Writing this as I built things meant I was documenting the design decisions while they were fresh.
For example, "The hero image is loading=eager because it's above the fold; everything else is lazy" is something I'd forget in a week. Now it's in the README.
DEPLOY.md: planning the future
DEPLOY.md is a bit different from the others.
It first contained a field study of the different platforms I could deploy the project on. It also elaborates on costs, free tiers and etc. I've also added the exact build commands, a pre-deployment checklist, and a content workflow diagram.
Writing deployment docs before actually deploying is a vibe coding habit I've developed: when the AI helps you move fast, it's easy to defer operational concerns until they're urgent. A DEPLOY.md written speculatively forces you to think through the questions — what Python version, what environment variables — while the context is still fresh.
The commit history: feature by feature
I added git to the project so I could commit every block of code and roll back if necessary.
Each commit is roughly one feature cluster. I didn't do tiny atomic commits or one-commit-per-file; I also didn't do giant "big bang" commits. A commit happened when something worked end-to-end and I'd tested it in the browser. That cadence came naturally from the vibe coding loop: ask for a feature, test it, occasionally ask for fixes, ship it when it feels right.
Setting GitHub as remote would also help me deploy to production in the future.
The process of implementing an idea
It's time to put down the whole cycle.
- Select an idea and tell the model to implement it. Add any additional concerns or details.
-
The model will think about it and implement the following plan:
- The model explains the proposed changes and how it will affect the project.
- The model waits for any user question and asks for confirmation to proceed.
- The model will write down a sample post as requested in Claude.md about the features implemented so I can test them.
- The model will write down the appropriate info into README.MD
- The model will mark the idea as done on IDEAS.MD
- The model will commit with an AI generated commit message
I did not produce a single line of code. Not a single edit. This repeatable cycle is what I would call vibe-coding at its best.
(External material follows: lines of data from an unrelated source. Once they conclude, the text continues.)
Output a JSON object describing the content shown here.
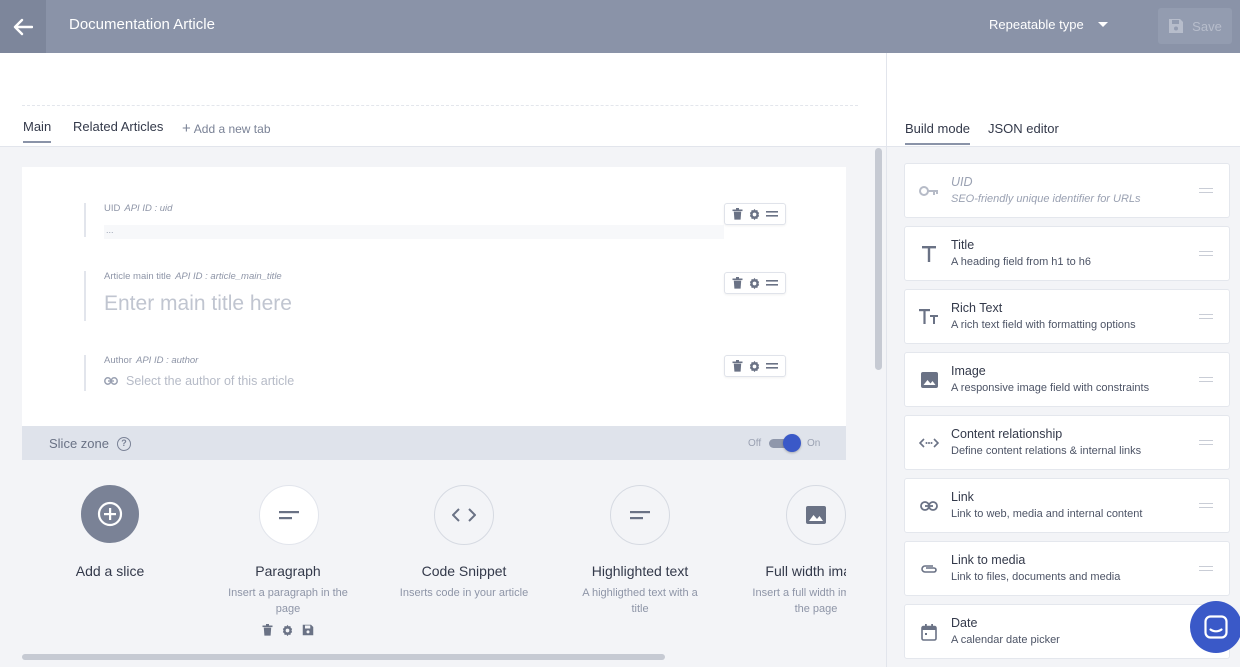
{
  "header": {
    "title": "Documentation Article",
    "type_select": "Repeatable type",
    "save_label": "Save"
  },
  "tabs": {
    "items": [
      "Main",
      "Related Articles"
    ],
    "add_label": "Add a new tab"
  },
  "fields": [
    {
      "label": "UID",
      "api_id": "API ID : uid",
      "value": "..."
    },
    {
      "label": "Article main title",
      "api_id": "API ID : article_main_title",
      "placeholder": "Enter main title here"
    },
    {
      "label": "Author",
      "api_id": "API ID : author",
      "placeholder": "Select the author of this article"
    }
  ],
  "slice_zone": {
    "label": "Slice zone",
    "help": "?",
    "off_label": "Off",
    "on_label": "On",
    "enabled": true
  },
  "slices": [
    {
      "name": "Add a slice",
      "desc": "",
      "icon": "plus-circle-icon"
    },
    {
      "name": "Paragraph",
      "desc": "Insert a paragraph in the page",
      "icon": "paragraph-icon"
    },
    {
      "name": "Code Snippet",
      "desc": "Inserts code in your article",
      "icon": "code-icon"
    },
    {
      "name": "Highlighted text",
      "desc": "A highligthed text with a title",
      "icon": "paragraph-icon"
    },
    {
      "name": "Full width image",
      "desc": "Insert a full width image in the page",
      "icon": "image-icon"
    }
  ],
  "sidebar": {
    "tabs": [
      "Build mode",
      "JSON editor"
    ],
    "fields": [
      {
        "name": "UID",
        "desc": "SEO-friendly unique identifier for URLs",
        "icon": "key-icon"
      },
      {
        "name": "Title",
        "desc": "A heading field from h1 to h6",
        "icon": "title-icon"
      },
      {
        "name": "Rich Text",
        "desc": "A rich text field with formatting options",
        "icon": "rich-text-icon"
      },
      {
        "name": "Image",
        "desc": "A responsive image field with constraints",
        "icon": "image-icon"
      },
      {
        "name": "Content relationship",
        "desc": "Define content relations & internal links",
        "icon": "relationship-icon"
      },
      {
        "name": "Link",
        "desc": "Link to web, media and internal content",
        "icon": "link-icon"
      },
      {
        "name": "Link to media",
        "desc": "Link to files, documents and media",
        "icon": "paperclip-icon"
      },
      {
        "name": "Date",
        "desc": "A calendar date picker",
        "icon": "calendar-icon"
      }
    ]
  },
  "colors": {
    "header": "#8a93a8",
    "accent": "#3a59c8"
  }
}
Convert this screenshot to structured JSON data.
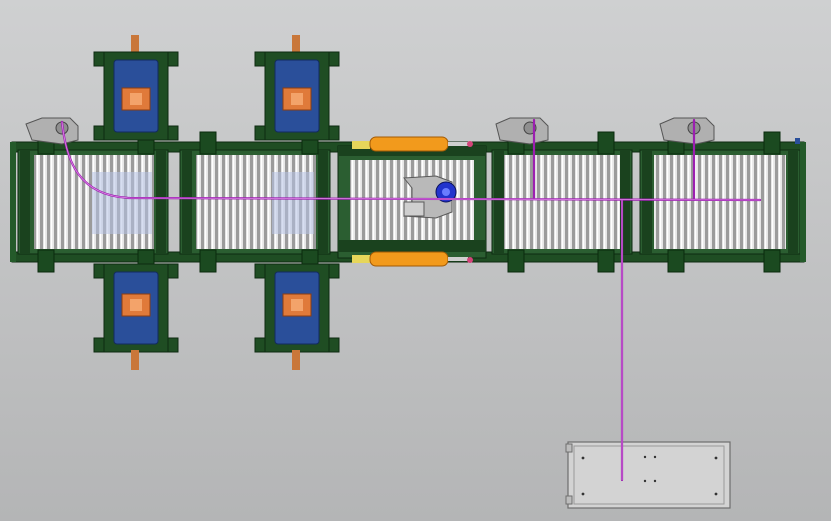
{
  "view": {
    "type": "CAD top view",
    "background": "#c2c3c4"
  },
  "colors": {
    "frame": "#1f4d23",
    "frame_light": "#2f6b35",
    "roller": "#d8d8d8",
    "roller_dark": "#8a8a8a",
    "motor": "#2a4f9a",
    "motor_plate": "#e07a3a",
    "shaft": "#c9773a",
    "cylinder": "#f29a1c",
    "cable": "#9c1fb0",
    "cabinet": "#d3d3d3",
    "glass": "#b7c2e6",
    "grey_part": "#b9b9b9"
  },
  "components": {
    "conveyor_sections": 5,
    "motor_units": 4,
    "pneumatic_cylinders": 2,
    "sensors": 3,
    "control_cabinet": 1
  }
}
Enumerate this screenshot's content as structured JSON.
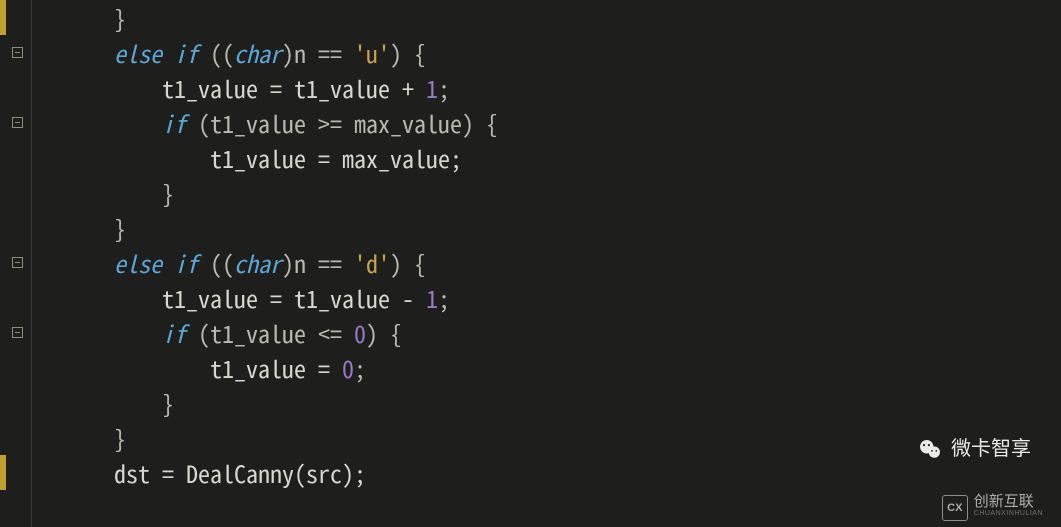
{
  "code": {
    "tokens": [
      [
        [
          "      ",
          "p"
        ],
        [
          "}",
          "p"
        ]
      ],
      [
        [
          "      ",
          "p"
        ],
        [
          "else",
          "kw"
        ],
        [
          " ",
          "p"
        ],
        [
          "if",
          "kw"
        ],
        [
          " ((",
          "p"
        ],
        [
          "char",
          "type"
        ],
        [
          ")n == ",
          "p"
        ],
        [
          "'u'",
          "str"
        ],
        [
          ") {",
          "p"
        ]
      ],
      [
        [
          "          t1_value = t1_value + ",
          "id"
        ],
        [
          "1",
          "num"
        ],
        [
          ";",
          "p"
        ]
      ],
      [
        [
          "          ",
          "p"
        ],
        [
          "if",
          "kw"
        ],
        [
          " (t1_value >= max_value) {",
          "p"
        ]
      ],
      [
        [
          "              t1_value = max_value;",
          "id"
        ]
      ],
      [
        [
          "          }",
          "p"
        ]
      ],
      [
        [
          "      }",
          "p"
        ]
      ],
      [
        [
          "      ",
          "p"
        ],
        [
          "else",
          "kw"
        ],
        [
          " ",
          "p"
        ],
        [
          "if",
          "kw"
        ],
        [
          " ((",
          "p"
        ],
        [
          "char",
          "type"
        ],
        [
          ")n == ",
          "p"
        ],
        [
          "'d'",
          "str"
        ],
        [
          ") {",
          "p"
        ]
      ],
      [
        [
          "          t1_value = t1_value - ",
          "id"
        ],
        [
          "1",
          "num"
        ],
        [
          ";",
          "p"
        ]
      ],
      [
        [
          "          ",
          "p"
        ],
        [
          "if",
          "kw"
        ],
        [
          " (t1_value <= ",
          "p"
        ],
        [
          "0",
          "num"
        ],
        [
          ") {",
          "p"
        ]
      ],
      [
        [
          "              t1_value = ",
          "id"
        ],
        [
          "0",
          "num"
        ],
        [
          ";",
          "p"
        ]
      ],
      [
        [
          "          }",
          "p"
        ]
      ],
      [
        [
          "      }",
          "p"
        ]
      ],
      [
        [
          "      dst = DealCanny(src);",
          "id"
        ]
      ]
    ]
  },
  "gutter": {
    "yellow_regions": [
      [
        0,
        1
      ],
      [
        13,
        14
      ]
    ],
    "fold_lines": [
      1,
      3,
      7,
      9
    ]
  },
  "watermarks": {
    "wx_label": "微卡智享",
    "brand_cn": "创新互联",
    "brand_en": "CHUANXINHULIAN",
    "brand_abbr": "CX"
  }
}
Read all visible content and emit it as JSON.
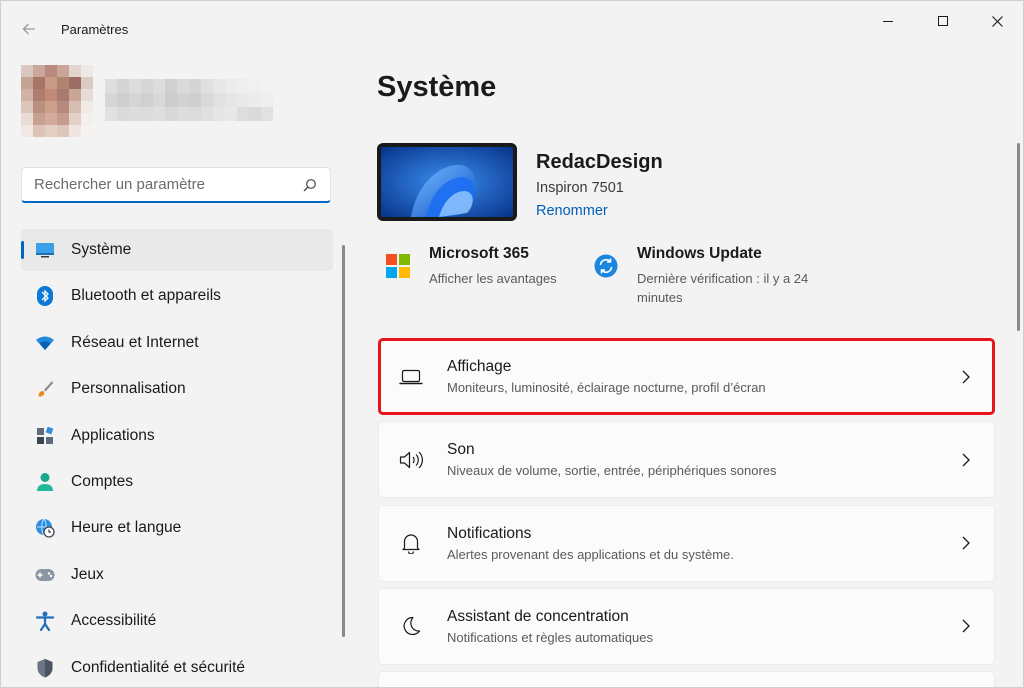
{
  "app": {
    "title": "Paramètres"
  },
  "search": {
    "placeholder": "Rechercher un paramètre"
  },
  "sidebar": {
    "items": [
      {
        "label": "Système",
        "icon": "monitor-icon",
        "active": true
      },
      {
        "label": "Bluetooth et appareils",
        "icon": "bluetooth-icon"
      },
      {
        "label": "Réseau et Internet",
        "icon": "wifi-icon"
      },
      {
        "label": "Personnalisation",
        "icon": "paintbrush-icon"
      },
      {
        "label": "Applications",
        "icon": "apps-icon"
      },
      {
        "label": "Comptes",
        "icon": "person-icon"
      },
      {
        "label": "Heure et langue",
        "icon": "globe-clock-icon"
      },
      {
        "label": "Jeux",
        "icon": "gamepad-icon"
      },
      {
        "label": "Accessibilité",
        "icon": "accessibility-icon"
      },
      {
        "label": "Confidentialité et sécurité",
        "icon": "shield-icon"
      }
    ]
  },
  "main": {
    "title": "Système",
    "device": {
      "name": "RedacDesign",
      "model": "Inspiron 7501",
      "rename_label": "Renommer"
    },
    "quick": [
      {
        "title": "Microsoft 365",
        "subtitle": "Afficher les avantages",
        "icon": "microsoft-logo-icon"
      },
      {
        "title": "Windows Update",
        "subtitle": "Dernière vérification : il y a 24 minutes",
        "icon": "windows-update-icon"
      }
    ],
    "cards": [
      {
        "title": "Affichage",
        "subtitle": "Moniteurs, luminosité, éclairage nocturne, profil d’écran",
        "icon": "laptop-icon",
        "highlighted": true
      },
      {
        "title": "Son",
        "subtitle": "Niveaux de volume, sortie, entrée, périphériques sonores",
        "icon": "speaker-icon"
      },
      {
        "title": "Notifications",
        "subtitle": "Alertes provenant des applications et du système.",
        "icon": "bell-icon"
      },
      {
        "title": "Assistant de concentration",
        "subtitle": "Notifications et règles automatiques",
        "icon": "moon-icon"
      }
    ]
  },
  "colors": {
    "accent": "#0067c0",
    "highlight_border": "#e8141c",
    "link": "#005fb8"
  }
}
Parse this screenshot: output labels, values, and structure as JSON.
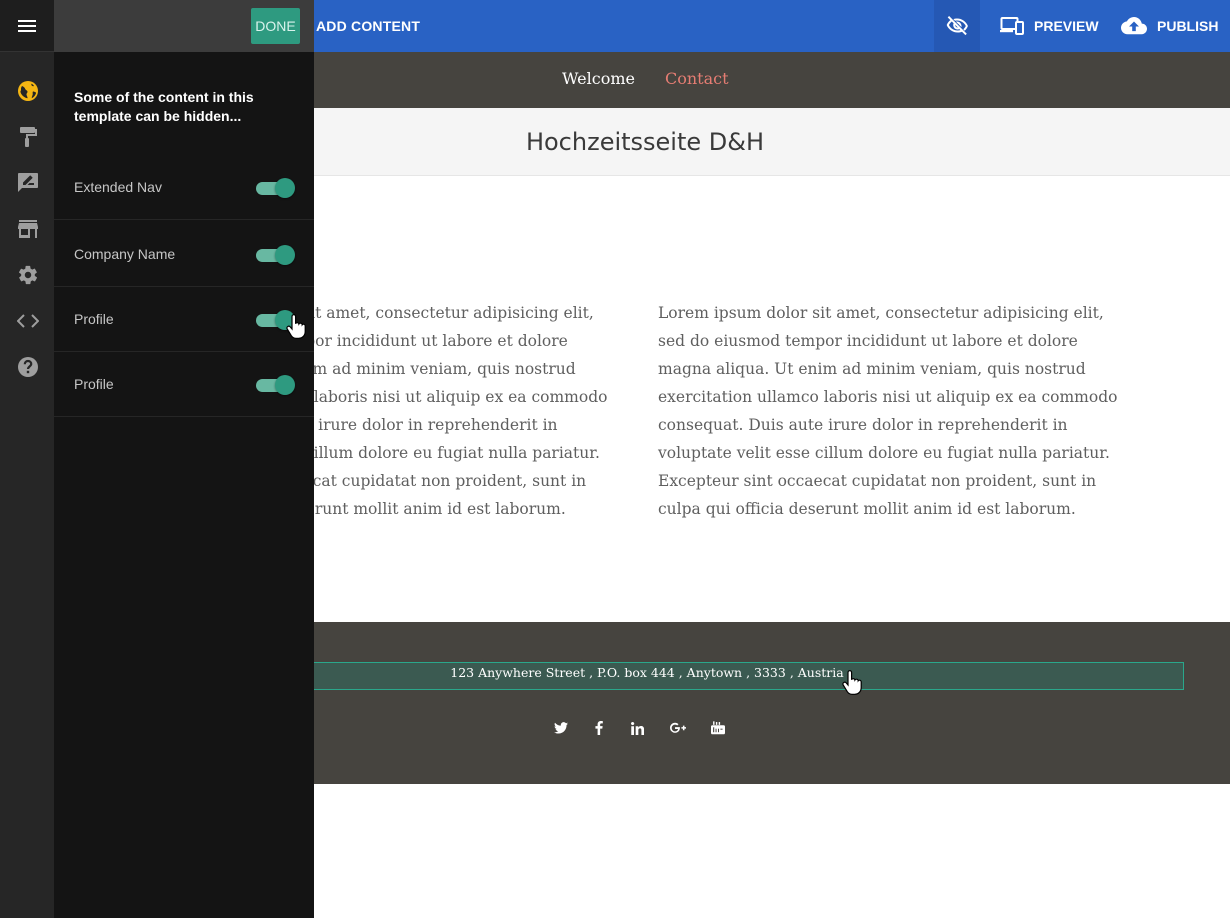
{
  "topbar": {
    "add_content": "ADD CONTENT",
    "preview": "PREVIEW",
    "publish": "PUBLISH",
    "accent_color": "#2962c4"
  },
  "panel": {
    "done": "DONE",
    "intro": "Some of the content in this template can be hidden...",
    "toggles": [
      {
        "label": "Extended Nav",
        "on": true
      },
      {
        "label": "Company Name",
        "on": true
      },
      {
        "label": "Profile",
        "on": true
      },
      {
        "label": "Profile",
        "on": true
      }
    ],
    "toggle_color": "#2e9a80"
  },
  "rail": {
    "icons": [
      "globe-icon",
      "paint-roller-icon",
      "edit-note-icon",
      "store-icon",
      "gear-icon",
      "code-icon",
      "help-icon"
    ]
  },
  "site": {
    "nav": {
      "welcome": "Welcome",
      "contact": "Contact"
    },
    "title": "Hochzeitsseite D&H",
    "col_left": "Lorem ipsum dolor sit amet, consectetur adipisicing elit, sed do eiusmod tempor incididunt ut labore et dolore magna aliqua. Ut enim ad minim veniam, quis nostrud exercitation ullamco laboris nisi ut aliquip ex ea commodo consequat. Duis aute irure dolor in reprehenderit in voluptate velit esse cillum dolore eu fugiat nulla pariatur. Excepteur sint occaecat cupidatat non proident, sunt in culpa qui officia deserunt mollit anim id est laborum.",
    "col_right": "Lorem ipsum dolor sit amet, consectetur adipisicing elit, sed do eiusmod tempor incididunt ut labore et dolore magna aliqua. Ut enim ad minim veniam, quis nostrud exercitation ullamco laboris nisi ut aliquip ex ea commodo consequat. Duis aute irure dolor in reprehenderit in voluptate velit esse cillum dolore eu fugiat nulla pariatur. Excepteur sint occaecat cupidatat non proident, sunt in culpa qui officia deserunt mollit anim id est laborum.",
    "address": "123 Anywhere Street , P.O. box 444 , Anytown , 3333 , Austria",
    "social": [
      "twitter-icon",
      "facebook-icon",
      "linkedin-icon",
      "google-plus-icon",
      "youtube-icon"
    ]
  }
}
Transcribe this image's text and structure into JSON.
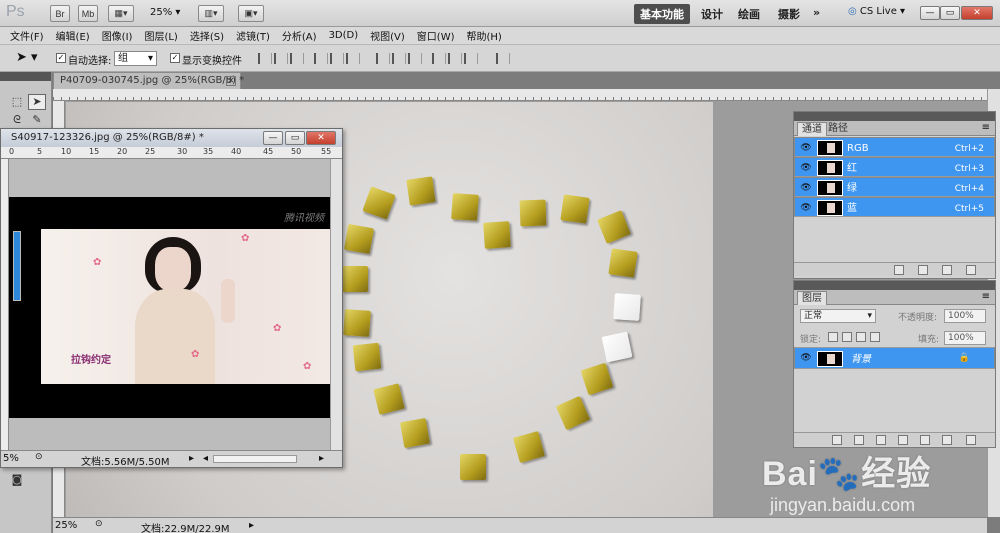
{
  "app": {
    "logo": "Ps",
    "bar_buttons": [
      "Br",
      "Mb"
    ],
    "zoom": "25%",
    "workspaces": [
      "基本功能",
      "设计",
      "绘画",
      "摄影"
    ],
    "more": "»",
    "cs_live": "CS Live"
  },
  "menu": [
    "文件(F)",
    "编辑(E)",
    "图像(I)",
    "图层(L)",
    "选择(S)",
    "滤镜(T)",
    "分析(A)",
    "3D(D)",
    "视图(V)",
    "窗口(W)",
    "帮助(H)"
  ],
  "options": {
    "auto_select_label": "自动选择:",
    "auto_select_value": "组",
    "show_transform_label": "显示变换控件"
  },
  "main_doc": {
    "tab_title": "P40709-030745.jpg @ 25%(RGB/8) *",
    "zoom": "25%",
    "doc_size": "文档:22.9M/22.9M"
  },
  "float_doc": {
    "title": "S40917-123326.jpg @ 25%(RGB/8#) *",
    "ruler_ticks": [
      "0",
      "5",
      "10",
      "15",
      "20",
      "25",
      "30",
      "35",
      "40",
      "45",
      "50",
      "55"
    ],
    "zoom": "5%",
    "doc_size": "文档:5.56M/5.50M",
    "video_text": "拉钩约定",
    "video_logo": "腾讯视频"
  },
  "channels_panel": {
    "tabs": [
      "通道",
      "路径"
    ],
    "rows": [
      {
        "name": "RGB",
        "shortcut": "Ctrl+2"
      },
      {
        "name": "红",
        "shortcut": "Ctrl+3"
      },
      {
        "name": "绿",
        "shortcut": "Ctrl+4"
      },
      {
        "name": "蓝",
        "shortcut": "Ctrl+5"
      }
    ]
  },
  "layers_panel": {
    "tab": "图层",
    "blend_mode": "正常",
    "opacity_label": "不透明度:",
    "opacity": "100%",
    "lock_label": "锁定:",
    "fill_label": "填充:",
    "fill": "100%",
    "layer_name": "背景"
  },
  "watermark": {
    "brand": "Bai",
    "brand2": "经验",
    "url": "jingyan.baidu.com"
  }
}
I'm so proud of this that I have set an image:

A clear example of getting and idea done
Take the 404 page for example. The idea was:
- [x] add a cool and techy 404 page with awesome animations
The kick was "I would like to implement the idea for a '404 page'". ... Done.
No edits, done in one go.
What vibe coding produced
The blog has more features than I would have built "by hand" in the same time. Not because the AI wrote everything — I reviewed and tested everything — but because the iteration loop is faster. "Add a reading progress bar" goes from idea to working implementation to tested in one session instead of one weekend. The bottleneck shifts from building to deciding what to build next.
The tradeoff is that the codebase has some inconsistencies you'd iron out in a more deliberate project. Some CSS classes are named differently than I'd have named them if I'd designed the whole stylesheet at once. A few plugin files do things that could be merged. That's fine — the product works, the code is readable, and the inconsistencies can be cleaned up incrementally.
The support files — IDEAS.md, README.md, DEPLOY.md, CLAUDE.md — are what turned vibe coding from a chaotic process into a sustainable one. They're the anchors. Without them, you end up with a blog that works today and is unmaintainable tomorrow.
Success
The blog is called NotNewNotOld_ and this post is the first one that's explicitly about the process of building it. There's something slightly recursive about that. The feature list still has unchecked items. More posts are coming.